12/24/2023
For your consideration….
I tend to like things that are routine and consistent. Christmas was one of the things I found constant in my life. It is always on the same day. My family had consistent ways of celebrating, eating, and shopping. I knew from the time I was small until I graduated from college my Mama would get me one bag of socks and one bag of underwear. Speaking of consistency, I have always been the worst Christmas shopper ever. I begin with my consistent habit of waiting until the last minute to shop. Then, I can never figure out what to buy someone as a gift. The greatest evolution of Christmas gift buying is the Gift Card. It is the only way to ensure the person gets what they want. Gift cards have helped me build a wonderful library over the years, and that was more helpful to me than cheese baskets and fruitcakes. Another consistency for the past few years has been the interactions with folk who want me to believe that Christmas is a Pagan Holiday. It isn’t, but for some people, it is a means of discrediting my belief, or they just think it makes them seem smart. It doesn’t, but we live in a culture that is programmed to pull out some “ got you” card like we are living in a “Matlock world”. The day isn’t right, but the early Christians who celebrated didn’t know that. They just knew they wished to celebrate the coming of the Light into the Darkness. It certainly wasn’t the way we depicted it at Wesley Chapel Church, either. The shepherds didn’t wear cotton bathrobes and bath towels on their heads. By the way, I was never elevated to the role of Wise Man in those plays. I tell myself that was just bad casting and not foreshadowing. That makes me feel better about myself.

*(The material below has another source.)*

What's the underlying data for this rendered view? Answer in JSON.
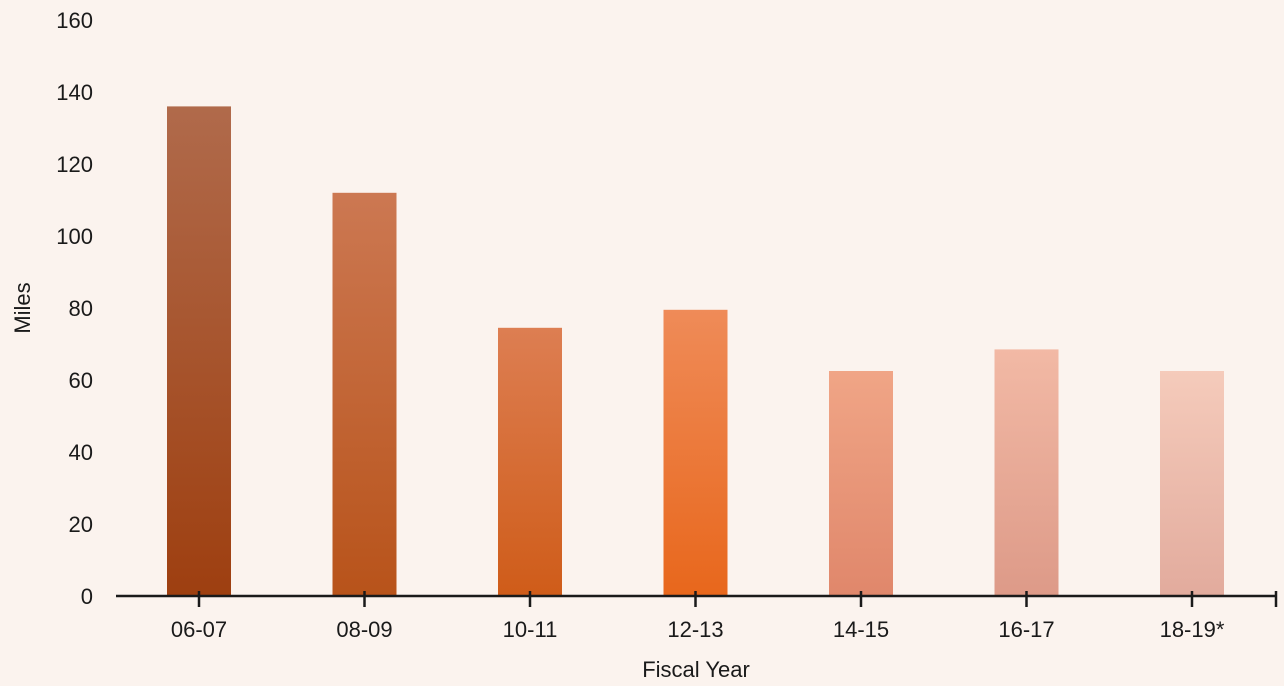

The most consistent thing about Christmas for me is that it is important. It is when Light came to the Darkness. The month when we celebrate is also the month of the most incidents of depression, su***de, and violence. I have realized that I remember the painful events around Christmas more than the other events that have occurred at other points of the year. I think everyone has this struggle to some degree. We get so caught up in the message of Christmas that is driven by the desire to have a utopia here on earth and not by the actual story and message of Jesus' birth and life. The family was forced to travel while Mary was “great with child” because the Powerful wanted greater taxation. The local ruler was paranoid and wanted the Child dead and was willing to kill others to make it happen. The family fled to a foreign land to escape it all. It was not utopia; it was faith and perseverance. Mary knew it was all-important, not only for her but for others as well. The child would fulfill His purpose, God’s purpose. He would become a man who led a revolution, not building a Utopia in the material world where all other kings attempted to build an empire. He pulled us from the hopeless darkness and saved us to walk in the Light. He would build a kingdom of believers by conquering the inner world, where moths and robbers had no access and where there is no taxation. He would rebuild us to walk with our Father, to discern the difference between the Darkness and the Light. He builds in us the virtues that give us the courage to persevere to navigate this material world on our journey to the next world. He builds a new tribe and family who are His, and they walk on His path. They will be known not as the perfect or the powerful. We will be known as the Redeemed. That has been consistent since the beginning of our history. It is why I celebrate Christmas.